Our group took a different approach in generating an animal model for this disease. As attempts to generate a Gne knock-out mouse did not produce a homozygote mouse, we generated a transgenic mice which expressed D176V in the epimerase domain of Gne, one of the common mutations among Japanese patients, and crossed this with Gne knock-out line (26). The Gne^(-/-)hGNED176VTg appeared normal at birth, but what was remarkable was the decreased levels of sialic acid evident in the serum and all organs, regardless of age, underscoring the role of hyposialylation in the pathogenesis of DMRV. The mice gradually developed muscle phenotype starting from 30 weeks of age, seen as poor motor performance and gradually increasing serum CK levels, albeit minor changes in muscle pathology which included variation in fiber type and the presence of scattered small angular fibers. Around the age of 40 weeks, significant changes were seen in muscle pathology, comprising of intracytoplasmic rimmed vacuoles (Fig. 1B) which were highlighted by acid phosphatase staining (Fig. 1C), and were immunoreactive to lysosomal markers, amyloid, phosphorylated tau, and neurofilaments. It was also demonstrated that these mice exhibited autophagy confirmed both by immunohistochemical analysis and electron microscopy studies (Fig. 1D) (27), further adding to the similarity of the Gne^(-/-)hGNED176VTg with human DMRV patients. In some of these mice, rimmed vacuoles were also seen in the cardiac myofibers, indicating that the skeletal muscle is not the only organ involved. It will thus be important to look into other organs as well, especially that hyposialylation is not confined to the serum and skeletal muscles. Interestingly, intracellular amyloid deposition were seen by age 34-38 weeks of age, implying the role of amyloid misprocessing as an upstream event to the formation of rimmed vacuoles. Overall, Gne^(-/-)hGNED176VTg mouse resembled the clinical, biochemical, and pathological phenotype of DMRV, and thus is aptly regarded as the first animal model of DMRV or hIBM.

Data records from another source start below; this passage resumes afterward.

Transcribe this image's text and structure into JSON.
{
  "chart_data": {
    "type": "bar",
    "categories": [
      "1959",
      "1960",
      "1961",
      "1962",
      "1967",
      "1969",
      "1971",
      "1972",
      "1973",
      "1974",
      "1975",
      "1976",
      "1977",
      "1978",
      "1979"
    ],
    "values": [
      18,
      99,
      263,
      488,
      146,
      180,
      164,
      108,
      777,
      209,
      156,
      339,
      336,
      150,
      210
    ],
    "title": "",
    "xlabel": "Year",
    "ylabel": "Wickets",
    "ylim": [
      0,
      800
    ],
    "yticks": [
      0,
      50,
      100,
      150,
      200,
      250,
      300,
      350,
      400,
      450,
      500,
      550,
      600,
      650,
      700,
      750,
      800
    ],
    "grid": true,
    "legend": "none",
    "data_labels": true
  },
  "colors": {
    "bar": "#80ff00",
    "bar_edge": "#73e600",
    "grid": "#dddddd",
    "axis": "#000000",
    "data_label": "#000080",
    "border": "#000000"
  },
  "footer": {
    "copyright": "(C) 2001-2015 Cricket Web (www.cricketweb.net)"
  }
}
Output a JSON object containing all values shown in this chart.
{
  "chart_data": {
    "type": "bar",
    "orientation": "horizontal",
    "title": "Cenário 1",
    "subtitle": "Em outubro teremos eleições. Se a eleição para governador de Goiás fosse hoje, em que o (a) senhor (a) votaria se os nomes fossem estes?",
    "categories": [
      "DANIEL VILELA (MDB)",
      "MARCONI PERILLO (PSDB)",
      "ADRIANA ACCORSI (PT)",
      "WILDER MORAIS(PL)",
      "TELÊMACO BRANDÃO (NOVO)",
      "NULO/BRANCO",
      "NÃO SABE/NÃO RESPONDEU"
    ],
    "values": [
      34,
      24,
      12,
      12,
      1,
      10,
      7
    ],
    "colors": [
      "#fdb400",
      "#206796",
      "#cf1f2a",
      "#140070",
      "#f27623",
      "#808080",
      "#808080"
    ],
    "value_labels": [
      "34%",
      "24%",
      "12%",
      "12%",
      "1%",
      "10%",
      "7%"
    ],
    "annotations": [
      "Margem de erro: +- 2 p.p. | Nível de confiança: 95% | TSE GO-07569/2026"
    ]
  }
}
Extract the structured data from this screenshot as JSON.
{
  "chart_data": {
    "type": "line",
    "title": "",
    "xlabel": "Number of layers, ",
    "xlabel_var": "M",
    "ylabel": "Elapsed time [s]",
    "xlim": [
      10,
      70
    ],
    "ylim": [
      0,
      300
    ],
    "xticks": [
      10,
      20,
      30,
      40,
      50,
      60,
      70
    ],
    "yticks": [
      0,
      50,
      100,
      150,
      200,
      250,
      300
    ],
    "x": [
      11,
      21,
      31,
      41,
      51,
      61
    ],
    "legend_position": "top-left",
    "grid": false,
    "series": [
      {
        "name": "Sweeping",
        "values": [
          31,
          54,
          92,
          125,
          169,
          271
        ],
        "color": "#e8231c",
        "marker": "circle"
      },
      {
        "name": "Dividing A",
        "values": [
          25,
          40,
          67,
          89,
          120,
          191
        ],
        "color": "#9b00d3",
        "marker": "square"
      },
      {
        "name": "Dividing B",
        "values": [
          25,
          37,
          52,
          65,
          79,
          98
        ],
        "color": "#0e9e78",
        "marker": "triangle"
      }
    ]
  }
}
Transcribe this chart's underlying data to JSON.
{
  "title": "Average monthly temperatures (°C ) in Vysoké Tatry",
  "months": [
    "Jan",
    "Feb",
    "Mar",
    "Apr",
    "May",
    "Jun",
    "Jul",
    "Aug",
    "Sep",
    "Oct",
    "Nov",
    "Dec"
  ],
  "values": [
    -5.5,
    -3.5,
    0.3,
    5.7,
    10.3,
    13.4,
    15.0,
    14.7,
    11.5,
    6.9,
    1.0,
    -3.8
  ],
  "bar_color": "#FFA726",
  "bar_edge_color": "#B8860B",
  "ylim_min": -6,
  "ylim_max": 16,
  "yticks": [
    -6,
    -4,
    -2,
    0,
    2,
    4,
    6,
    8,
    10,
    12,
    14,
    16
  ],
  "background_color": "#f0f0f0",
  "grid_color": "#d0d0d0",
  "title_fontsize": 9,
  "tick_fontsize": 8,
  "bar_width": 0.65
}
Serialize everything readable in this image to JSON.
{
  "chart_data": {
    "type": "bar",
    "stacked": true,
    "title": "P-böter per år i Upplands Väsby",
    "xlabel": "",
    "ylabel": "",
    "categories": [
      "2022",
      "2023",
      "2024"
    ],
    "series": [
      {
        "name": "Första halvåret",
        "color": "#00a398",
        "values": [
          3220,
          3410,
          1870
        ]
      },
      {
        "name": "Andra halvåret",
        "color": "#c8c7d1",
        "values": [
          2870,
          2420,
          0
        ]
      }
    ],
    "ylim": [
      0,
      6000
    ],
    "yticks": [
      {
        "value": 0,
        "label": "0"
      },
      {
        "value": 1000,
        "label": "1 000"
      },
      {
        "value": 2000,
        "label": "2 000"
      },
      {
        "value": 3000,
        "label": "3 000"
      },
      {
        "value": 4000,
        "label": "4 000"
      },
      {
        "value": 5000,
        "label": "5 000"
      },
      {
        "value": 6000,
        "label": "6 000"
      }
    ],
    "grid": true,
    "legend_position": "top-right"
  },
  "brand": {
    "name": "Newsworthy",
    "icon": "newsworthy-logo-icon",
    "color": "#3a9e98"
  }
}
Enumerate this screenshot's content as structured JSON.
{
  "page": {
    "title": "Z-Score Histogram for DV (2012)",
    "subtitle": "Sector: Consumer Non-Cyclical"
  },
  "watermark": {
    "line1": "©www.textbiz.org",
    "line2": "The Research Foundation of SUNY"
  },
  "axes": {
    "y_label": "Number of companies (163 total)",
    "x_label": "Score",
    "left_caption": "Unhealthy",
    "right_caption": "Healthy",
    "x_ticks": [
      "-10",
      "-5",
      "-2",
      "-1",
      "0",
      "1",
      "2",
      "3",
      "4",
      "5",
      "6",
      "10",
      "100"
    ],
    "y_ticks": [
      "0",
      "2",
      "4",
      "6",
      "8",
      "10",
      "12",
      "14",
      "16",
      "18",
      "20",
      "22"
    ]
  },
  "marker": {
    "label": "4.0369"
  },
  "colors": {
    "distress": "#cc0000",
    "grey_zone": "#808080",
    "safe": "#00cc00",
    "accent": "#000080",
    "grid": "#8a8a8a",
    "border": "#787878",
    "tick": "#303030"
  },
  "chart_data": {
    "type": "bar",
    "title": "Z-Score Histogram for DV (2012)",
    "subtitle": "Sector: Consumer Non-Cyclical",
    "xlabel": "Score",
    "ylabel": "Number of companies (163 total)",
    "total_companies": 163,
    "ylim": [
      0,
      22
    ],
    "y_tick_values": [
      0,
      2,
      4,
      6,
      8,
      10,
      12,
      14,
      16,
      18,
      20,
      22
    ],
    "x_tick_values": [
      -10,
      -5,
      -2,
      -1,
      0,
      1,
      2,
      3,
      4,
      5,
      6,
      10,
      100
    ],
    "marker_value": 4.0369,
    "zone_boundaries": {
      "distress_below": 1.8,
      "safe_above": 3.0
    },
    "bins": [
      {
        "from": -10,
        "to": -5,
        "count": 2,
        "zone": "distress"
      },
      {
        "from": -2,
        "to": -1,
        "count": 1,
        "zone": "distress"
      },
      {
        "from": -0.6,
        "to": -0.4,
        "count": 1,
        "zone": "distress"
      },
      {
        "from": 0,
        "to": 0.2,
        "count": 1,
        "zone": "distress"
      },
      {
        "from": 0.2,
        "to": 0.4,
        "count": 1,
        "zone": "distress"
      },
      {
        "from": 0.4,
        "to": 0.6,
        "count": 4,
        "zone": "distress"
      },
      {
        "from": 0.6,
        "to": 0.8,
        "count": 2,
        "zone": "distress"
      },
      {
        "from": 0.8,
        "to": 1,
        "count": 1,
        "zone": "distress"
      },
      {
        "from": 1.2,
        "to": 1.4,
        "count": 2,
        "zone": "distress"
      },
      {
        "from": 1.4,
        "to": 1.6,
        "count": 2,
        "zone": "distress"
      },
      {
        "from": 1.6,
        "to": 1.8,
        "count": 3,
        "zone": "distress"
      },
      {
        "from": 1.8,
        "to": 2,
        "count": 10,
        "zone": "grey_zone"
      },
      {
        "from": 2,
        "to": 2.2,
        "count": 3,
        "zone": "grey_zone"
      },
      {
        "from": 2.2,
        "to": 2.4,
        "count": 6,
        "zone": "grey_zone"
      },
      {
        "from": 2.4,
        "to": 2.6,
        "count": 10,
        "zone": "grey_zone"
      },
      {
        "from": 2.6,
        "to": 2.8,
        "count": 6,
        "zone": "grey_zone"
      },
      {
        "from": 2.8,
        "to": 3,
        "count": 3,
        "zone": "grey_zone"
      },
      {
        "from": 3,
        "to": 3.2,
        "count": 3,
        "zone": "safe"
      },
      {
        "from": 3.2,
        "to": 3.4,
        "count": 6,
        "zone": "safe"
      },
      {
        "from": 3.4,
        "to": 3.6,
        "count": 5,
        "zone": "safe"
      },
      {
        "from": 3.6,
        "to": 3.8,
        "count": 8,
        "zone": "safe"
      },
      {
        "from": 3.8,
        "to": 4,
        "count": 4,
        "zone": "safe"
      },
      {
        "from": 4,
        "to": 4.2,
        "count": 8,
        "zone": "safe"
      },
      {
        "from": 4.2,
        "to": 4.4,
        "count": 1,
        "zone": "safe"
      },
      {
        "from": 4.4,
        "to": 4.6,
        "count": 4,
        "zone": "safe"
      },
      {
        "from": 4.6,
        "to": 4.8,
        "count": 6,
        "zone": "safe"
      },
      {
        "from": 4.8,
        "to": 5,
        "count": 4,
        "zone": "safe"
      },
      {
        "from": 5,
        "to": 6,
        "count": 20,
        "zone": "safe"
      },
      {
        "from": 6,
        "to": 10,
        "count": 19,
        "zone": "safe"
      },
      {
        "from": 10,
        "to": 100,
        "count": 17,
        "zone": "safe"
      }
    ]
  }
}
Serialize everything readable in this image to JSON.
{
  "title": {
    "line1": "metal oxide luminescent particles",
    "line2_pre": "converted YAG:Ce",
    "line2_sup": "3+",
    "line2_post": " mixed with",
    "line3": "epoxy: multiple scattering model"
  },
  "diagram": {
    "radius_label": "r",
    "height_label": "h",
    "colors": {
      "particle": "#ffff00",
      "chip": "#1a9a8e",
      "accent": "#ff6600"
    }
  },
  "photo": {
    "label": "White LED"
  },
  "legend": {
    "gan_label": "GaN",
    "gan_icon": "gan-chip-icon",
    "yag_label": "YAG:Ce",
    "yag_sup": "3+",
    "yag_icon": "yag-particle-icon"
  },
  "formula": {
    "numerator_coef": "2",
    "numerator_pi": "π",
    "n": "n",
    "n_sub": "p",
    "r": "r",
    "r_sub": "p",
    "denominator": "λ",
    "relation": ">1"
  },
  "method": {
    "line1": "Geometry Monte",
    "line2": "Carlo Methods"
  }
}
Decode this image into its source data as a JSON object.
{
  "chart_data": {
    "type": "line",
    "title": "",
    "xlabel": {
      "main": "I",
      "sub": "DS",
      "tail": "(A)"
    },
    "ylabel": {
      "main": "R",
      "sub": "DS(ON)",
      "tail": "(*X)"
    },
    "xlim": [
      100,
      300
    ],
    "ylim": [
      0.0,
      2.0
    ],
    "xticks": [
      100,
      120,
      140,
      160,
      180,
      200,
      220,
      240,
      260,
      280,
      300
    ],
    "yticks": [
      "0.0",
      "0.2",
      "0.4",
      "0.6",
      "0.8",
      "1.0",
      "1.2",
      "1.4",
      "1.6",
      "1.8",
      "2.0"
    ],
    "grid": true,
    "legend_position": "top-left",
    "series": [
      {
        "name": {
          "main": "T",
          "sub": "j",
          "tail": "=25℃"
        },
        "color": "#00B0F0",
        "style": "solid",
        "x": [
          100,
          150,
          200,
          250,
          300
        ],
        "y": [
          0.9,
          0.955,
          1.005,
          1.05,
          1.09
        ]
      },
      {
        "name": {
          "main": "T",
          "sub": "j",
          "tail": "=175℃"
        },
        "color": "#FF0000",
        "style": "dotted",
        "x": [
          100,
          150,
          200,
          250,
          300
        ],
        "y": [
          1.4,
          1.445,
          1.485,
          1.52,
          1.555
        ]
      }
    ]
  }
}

The results obtained from this DMRV mouse model have underscored the key role of hyposialylation in the pathomechanism of this myopathy. This phenomenon pre-dated all findings that refer to the clinical phenotype in human patients, namely histological changes and clinical weakness. The generation of this DMRV model certainly paves the way for a more detailed study of the pathogenesis of the disease, and, more importantly, the evaluation of relevant therapeutic drugs for future clinical trials.